There is neither spirit nor matter in the world; the stuff of the universe is spirit-matter. No other substance but this could produce the human molecule. I know very well that this idea of spirit-matter is regarded as a hybrid monster, a verbal exorcism of a duality which remains unresolved in its terms. But I remain convinced that the objections made to it arise from the mere fact that few people can make up their minds to abandon an old point of view and take the risk of a new idea. ... Biologists or philosophers cannot conceive a biosphere or noosphere because they are unwilling to abandon a certain narrow conception of individuality. Nevertheless, the step must be taken. For in fact, pure spirituality is as unconceivable as pure materiality.

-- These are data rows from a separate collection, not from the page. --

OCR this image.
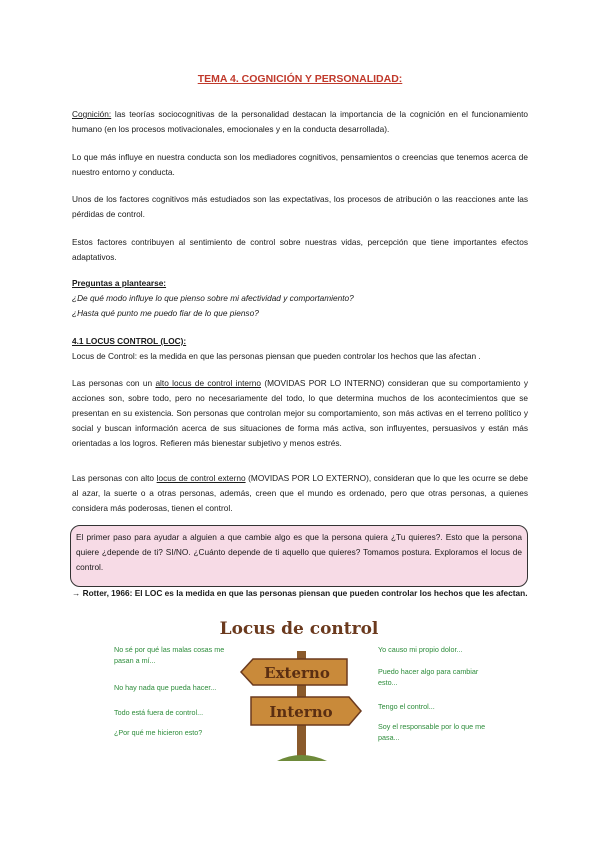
TEMA 4. COGNICIÓN Y PERSONALIDAD:
Cognición: las teorías sociocognitivas de la personalidad destacan la importancia de la cognición en el funcionamiento humano (en los procesos motivacionales, emocionales y en la conducta desarrollada).
Lo que más influye en nuestra conducta son los mediadores cognitivos, pensamientos o creencias que tenemos acerca de nuestro entorno y conducta.
Unos de los factores cognitivos más estudiados son las expectativas, los procesos de atribución o las reacciones ante las pérdidas de control.
Estos factores contribuyen al sentimiento de control sobre nuestras vidas, percepción que tiene importantes efectos adaptativos.
Preguntas a plantearse:
¿De qué modo influye lo que pienso sobre mi afectividad y comportamiento?
¿Hasta qué punto me puedo fiar de lo que pienso?
4.1 LOCUS CONTROL (LOC):
Locus de Control: es la medida en que las personas piensan que pueden controlar los hechos que las afectan .
Las personas con un alto locus de control interno (MOVIDAS POR LO INTERNO) consideran que su comportamiento y acciones son, sobre todo, pero no necesariamente del todo, lo que determina muchos de los acontecimientos que se presentan en su existencia. Son personas que controlan mejor su comportamiento, son más activas en el terreno político y social y buscan información acerca de sus situaciones de forma más activa, son influyentes, persuasivos y están más orientadas a los logros. Refieren más bienestar subjetivo y menos estrés.
Las personas con alto locus de control externo (MOVIDAS POR LO EXTERNO), consideran que lo que les ocurre se debe al azar, la suerte o a otras personas, además, creen que el mundo es ordenado, pero que otras personas, a quienes considera más poderosas, tienen el control.
El primer paso para ayudar a alguien a que cambie algo es que la persona quiera ¿Tu quieres?. Esto que la persona quiere ¿depende de ti? SI/NO. ¿Cuánto depende de ti aquello que quieres? Tomamos postura. Exploramos el locus de control.
→ Rotter, 1966: El LOC es la medida en que las personas piensan que pueden controlar los hechos que les afectan.
Locus de control
No sé por qué las malas cosas me pasan a mí...
No hay nada que pueda hacer...
Todo está fuera de control...
¿Por qué me hicieron esto?
Yo causo mi propio dolor...
Puedo hacer algo para cambiar esto...
Tengo el control...
Soy el responsable por lo que me pasa...
Externo
Interno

Just as, in a sense, there is no geometrical point, but as many structurally different points as there are methods of deriving them from different figures, so every spirit derives its reality and nature from a particular type of universal synthesis.

 
Pierre Teilhard de Chardin
 

Annihilation means, with the Buddhistical philosophy, only a dispersion of matter, in whatever form or semblance of form it may be; for everything that bears a shape was created, and thus must sooner or later perish, i.e., change that shape; therefore, as something temporary, though seeming to be permanent, it is but an illusion, Maya; for, as eternity has neither beginning nor end, the more or less prolonged duration of some particular form passes, as it were, like an instantaneous flash of lightning. Before we have the time to realize that we have seen it, it is gone and passed away for ever; hence, even our astral bodies, pure ether, are but illusions of matter, so long as they retain their terrestrial outline. The latter changes, says the Buddhist, according to the merits or demerits of the person during his lifetime, and this is metempsychosis. When the spiritual entity breaks loose for ever from every particle of matter, then only it enters upon the eternal and unchangeable Nirvana. He exists in spirit, in nothing; as a form, a shape, a semblance, he is completely annihilated, and thus will die no more, for spirit alone is no Maya, but the only REALITY in an illusionary universe of ever-passing forms.

 
Helena Petrovna Blavatsky
 

If when matter is destroyed other matter takes its place, the new matter must come either from something that is or from something that is not. If from that-which-is, as long as that-which-is always remains, matter always remains. But if that-which-is is destroyed, such a theory means that not the world only but everything in the universe is destroyed.
If again matter comes from that-which-is-not: in the first place, it is impossible for anything to come from that which is not; but suppose it to happen, and that matter did arise from that which is not; then, as long as there are things which are not, matter will exist. For I presume there can never be an end of things which are not.